Dua - Hardest Days

Start from the beginning
                                    

Hatinya makin kalut.

Disobeknya amplop itu tak sabaran. Mengeluarkan puluhan kertas foto yang tak sengaja jatuh berserakan di lantai karena tangannya yang gemetar. Diamatinya foto-foto itu.

Matanya membeliak ngeri, dengan sekuat tenaga Kaia berteriak histeris, menangis, menggeleng-gelengkan kepalanya, menjambak rambutnya. Dia hampir gila.

"Kaia! Kaia! Kamu kenapa?! Kamu nggak apa-apa?!"

Kania menjeblak pintu kamar Kaia, diikuti Bi Surti. Kania memeluk adiknya dengan segera. Tubuh Kaia melemas, namun tangisannya masih terdengar pilu. Kania sibuk mengusap kepala Kaia. Dia belum menyadari apa yang dilihat Kaia sebelum Bi Surti memanggilnya takut-takut sembari menatap pada foto yang berserakan di lantai.

"Non Kania... Ini?"

Kania membeku, dengan sukar dia menelan ludahnya. Hatinya hancur melihat benda itu. Foto-foto yang sepertinya di ambil dari potongan video candid. Apa benar yang ada di foto itu adiknya, Kaia? Tidak mungkin adiknya berani berbuat hal semacam itu! Dan, pria yang bersama Kaia... Tristan. Bagaimana mungkin pria itu tega melakukannya pada Kaia?

"Bi Surti! Telpon Mama! Bilang ada hal penting, minta Mama pulang! Biar aku yang telpon Papa!"

"Nggak mau Kak! Aku nggak mau mereka tahu!" Kaia berontak memukul-mukul pelan lengan Kania. "Aku takut!"

Kania mendorong tubuh Kaia, namun gadis itu menolak dan kembali memeluk Kania. "Kaia! Ini demi kebaikan kamu! Kamu nggak usah takut, aku jamin mereka nggak akan marah sama kamu!"

"Aku malu, Kak!" erangnya pilu, nafasnya tersengal-sengal mencari oksigen.

"Kaia, sayang, aku yakin kamu nggak bersalah! Kamu lihat mereka kirim ini untuk Papa. Cepat atau lambat Papa dan Mama akan tahu!"

Kaia kembali mengerang dalam tangisannya. Berubah pasrah akan apa yang akan terjadi nanti. Bagaimana Laras atau Yudha akan memandangnya. Akan kah tetap sama atau justru jijik padanya.

***

Yudha Adhirajasa murka. Begitu pulang dan mendapati surat kaleng berisi foto-foto putri bungsu dan Tristan—rekan favoritnya—sedang bergumul, Yudha langsung berteriak, hampir saja membentak Kaia jika Kania dan Laras—istrinya—tidak menghentikannya. Sedangkan, Laras menangis serta kehilangan tenaga, tak sanggup berlama-lama memandang foto yang menghancurkan hatinya. Kania berusaha menjelaskan dengan terbata-bata pada kedua orang tuanya, butuh beberapa kali sehingga ia bisa meyakinkan bahwa ini bukanlah kesalahan Kaia sehingga Yudha tidak boleh menghakiminya. Sementara Kaia menangis terisak di pelukan Laras. Dia bungkam.

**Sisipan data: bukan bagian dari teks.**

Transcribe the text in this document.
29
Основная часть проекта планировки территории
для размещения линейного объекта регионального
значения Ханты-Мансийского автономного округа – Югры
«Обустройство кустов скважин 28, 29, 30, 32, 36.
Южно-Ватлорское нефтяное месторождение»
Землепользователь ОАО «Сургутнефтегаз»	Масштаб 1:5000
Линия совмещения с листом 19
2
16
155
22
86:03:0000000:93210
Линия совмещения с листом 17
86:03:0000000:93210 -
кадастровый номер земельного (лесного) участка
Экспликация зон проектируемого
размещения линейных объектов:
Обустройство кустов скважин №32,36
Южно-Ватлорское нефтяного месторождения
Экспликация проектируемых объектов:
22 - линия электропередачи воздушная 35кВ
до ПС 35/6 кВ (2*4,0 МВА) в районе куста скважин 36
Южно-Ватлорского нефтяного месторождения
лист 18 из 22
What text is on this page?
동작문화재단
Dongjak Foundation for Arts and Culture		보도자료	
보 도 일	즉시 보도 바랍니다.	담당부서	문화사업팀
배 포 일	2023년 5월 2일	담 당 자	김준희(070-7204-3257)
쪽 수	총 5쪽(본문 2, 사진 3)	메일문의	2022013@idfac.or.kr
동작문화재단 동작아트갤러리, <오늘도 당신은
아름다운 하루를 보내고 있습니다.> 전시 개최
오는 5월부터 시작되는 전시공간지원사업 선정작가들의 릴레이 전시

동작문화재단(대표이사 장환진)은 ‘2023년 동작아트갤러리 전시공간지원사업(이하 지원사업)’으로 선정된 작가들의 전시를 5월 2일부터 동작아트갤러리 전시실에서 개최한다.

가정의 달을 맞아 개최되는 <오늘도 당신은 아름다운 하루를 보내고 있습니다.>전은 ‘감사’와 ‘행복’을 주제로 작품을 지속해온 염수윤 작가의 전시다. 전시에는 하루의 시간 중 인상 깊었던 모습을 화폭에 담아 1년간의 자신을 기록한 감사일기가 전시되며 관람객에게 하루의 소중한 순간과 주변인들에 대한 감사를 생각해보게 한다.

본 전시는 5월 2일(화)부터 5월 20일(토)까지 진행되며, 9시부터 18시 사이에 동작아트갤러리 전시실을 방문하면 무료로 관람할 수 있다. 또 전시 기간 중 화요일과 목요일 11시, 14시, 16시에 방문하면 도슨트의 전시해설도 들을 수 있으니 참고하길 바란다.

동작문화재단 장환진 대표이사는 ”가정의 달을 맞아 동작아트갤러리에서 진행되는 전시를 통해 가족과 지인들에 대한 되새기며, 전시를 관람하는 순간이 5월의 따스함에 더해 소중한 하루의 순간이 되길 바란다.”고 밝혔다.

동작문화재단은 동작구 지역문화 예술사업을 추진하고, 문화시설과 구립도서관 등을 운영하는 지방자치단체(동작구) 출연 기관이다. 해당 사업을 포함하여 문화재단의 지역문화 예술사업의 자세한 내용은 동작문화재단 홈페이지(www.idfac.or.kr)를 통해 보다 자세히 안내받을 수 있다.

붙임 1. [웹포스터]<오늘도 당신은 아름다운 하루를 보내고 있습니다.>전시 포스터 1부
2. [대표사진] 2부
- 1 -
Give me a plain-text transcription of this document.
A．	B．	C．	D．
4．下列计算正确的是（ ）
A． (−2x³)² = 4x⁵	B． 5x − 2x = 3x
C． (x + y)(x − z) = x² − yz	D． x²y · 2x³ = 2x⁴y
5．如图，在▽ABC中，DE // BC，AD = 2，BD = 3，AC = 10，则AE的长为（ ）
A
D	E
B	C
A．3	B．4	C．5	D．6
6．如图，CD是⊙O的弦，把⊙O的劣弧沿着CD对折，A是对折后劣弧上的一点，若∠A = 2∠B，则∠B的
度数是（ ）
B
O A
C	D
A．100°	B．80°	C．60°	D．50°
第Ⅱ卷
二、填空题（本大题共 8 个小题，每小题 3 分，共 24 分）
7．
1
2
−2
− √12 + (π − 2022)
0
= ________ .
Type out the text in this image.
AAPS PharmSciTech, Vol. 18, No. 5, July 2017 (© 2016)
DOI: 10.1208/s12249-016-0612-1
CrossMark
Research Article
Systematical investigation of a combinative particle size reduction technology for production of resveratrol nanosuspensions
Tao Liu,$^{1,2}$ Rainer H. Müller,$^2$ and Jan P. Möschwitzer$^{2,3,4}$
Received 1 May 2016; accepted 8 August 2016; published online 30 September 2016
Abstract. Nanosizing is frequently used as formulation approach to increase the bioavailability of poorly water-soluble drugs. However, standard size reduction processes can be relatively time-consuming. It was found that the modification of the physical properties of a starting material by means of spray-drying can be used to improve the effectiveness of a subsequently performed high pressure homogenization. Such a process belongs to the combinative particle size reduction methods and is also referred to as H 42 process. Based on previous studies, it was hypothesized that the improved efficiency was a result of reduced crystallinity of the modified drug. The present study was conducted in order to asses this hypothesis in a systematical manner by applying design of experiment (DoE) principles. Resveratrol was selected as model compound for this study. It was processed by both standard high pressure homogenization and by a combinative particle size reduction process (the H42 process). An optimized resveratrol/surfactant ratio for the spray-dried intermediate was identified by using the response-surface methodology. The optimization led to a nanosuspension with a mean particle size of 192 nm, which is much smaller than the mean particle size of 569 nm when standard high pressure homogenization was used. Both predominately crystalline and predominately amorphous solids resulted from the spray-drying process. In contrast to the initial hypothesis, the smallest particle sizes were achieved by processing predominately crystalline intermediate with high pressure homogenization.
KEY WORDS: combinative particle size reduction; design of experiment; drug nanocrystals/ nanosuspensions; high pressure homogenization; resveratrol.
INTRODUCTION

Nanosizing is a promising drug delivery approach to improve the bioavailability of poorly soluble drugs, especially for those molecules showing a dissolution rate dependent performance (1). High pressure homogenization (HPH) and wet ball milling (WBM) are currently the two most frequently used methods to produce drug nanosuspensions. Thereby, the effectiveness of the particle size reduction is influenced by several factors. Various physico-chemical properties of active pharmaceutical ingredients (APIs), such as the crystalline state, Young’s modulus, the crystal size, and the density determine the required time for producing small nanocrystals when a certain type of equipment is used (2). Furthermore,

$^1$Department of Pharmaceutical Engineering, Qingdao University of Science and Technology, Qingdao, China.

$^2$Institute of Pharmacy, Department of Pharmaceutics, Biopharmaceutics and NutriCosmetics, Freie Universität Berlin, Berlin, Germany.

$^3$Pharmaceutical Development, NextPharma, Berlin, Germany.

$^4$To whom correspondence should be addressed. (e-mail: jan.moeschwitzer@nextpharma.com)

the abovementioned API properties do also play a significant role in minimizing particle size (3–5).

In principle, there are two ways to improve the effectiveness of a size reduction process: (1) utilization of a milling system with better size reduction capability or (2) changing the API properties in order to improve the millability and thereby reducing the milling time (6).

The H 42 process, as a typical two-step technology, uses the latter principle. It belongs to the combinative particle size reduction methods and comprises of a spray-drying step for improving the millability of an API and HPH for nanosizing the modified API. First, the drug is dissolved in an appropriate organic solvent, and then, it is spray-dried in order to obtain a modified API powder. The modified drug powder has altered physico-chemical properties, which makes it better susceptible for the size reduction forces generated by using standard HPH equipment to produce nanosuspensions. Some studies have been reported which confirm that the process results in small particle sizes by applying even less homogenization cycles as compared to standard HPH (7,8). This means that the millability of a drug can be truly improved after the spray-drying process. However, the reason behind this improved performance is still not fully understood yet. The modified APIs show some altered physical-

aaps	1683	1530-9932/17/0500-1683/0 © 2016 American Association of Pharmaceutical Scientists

Mencengkram rambutnya geram, Yudha memerintahkan Kania menghubungi Tristan. Pria itu datang dengan wajah muram, Tristan juga sudah mendapatkan surat kaleng yang sama. Cepat atau lambat, dia pasti akan dipanggil oleh Yudha.

Dan benar saja, Yudha menghadiahinya sebuah bogem mentah ketika Tristan baru saja memasuki pintu. Jika Kania tidak menghalangi, mungkin Tristan akan kehilangan wajah tampannya itu dalam sekejap.

"Maaf Pak Yudha. Aku dicekoki obat perangsang oleh Johan." Jelasnya dengan wajah yang tertunduk, namun, tidak ada rasa takut disana. Di sana tergambar wajah angkuh namun tidak bisa berbohong bahwa Tristan gelisah akan sesuatu.

"Johan?! Maksudmu Johan arsitek yang bekerja di perusahaan kamu?"

"Iya Pak."

Tristan menjelaskan semuanya. Dari awal ketika dia meminum sesuatu yang diberikan Johan, seseorang memukul tengkuknya hingga yang apa terjadi di motel murahan itu. Laras dan Kania mengerang mendengarnya, mereka menangis dan mengutuk Johan, dan tentu saja Tristan.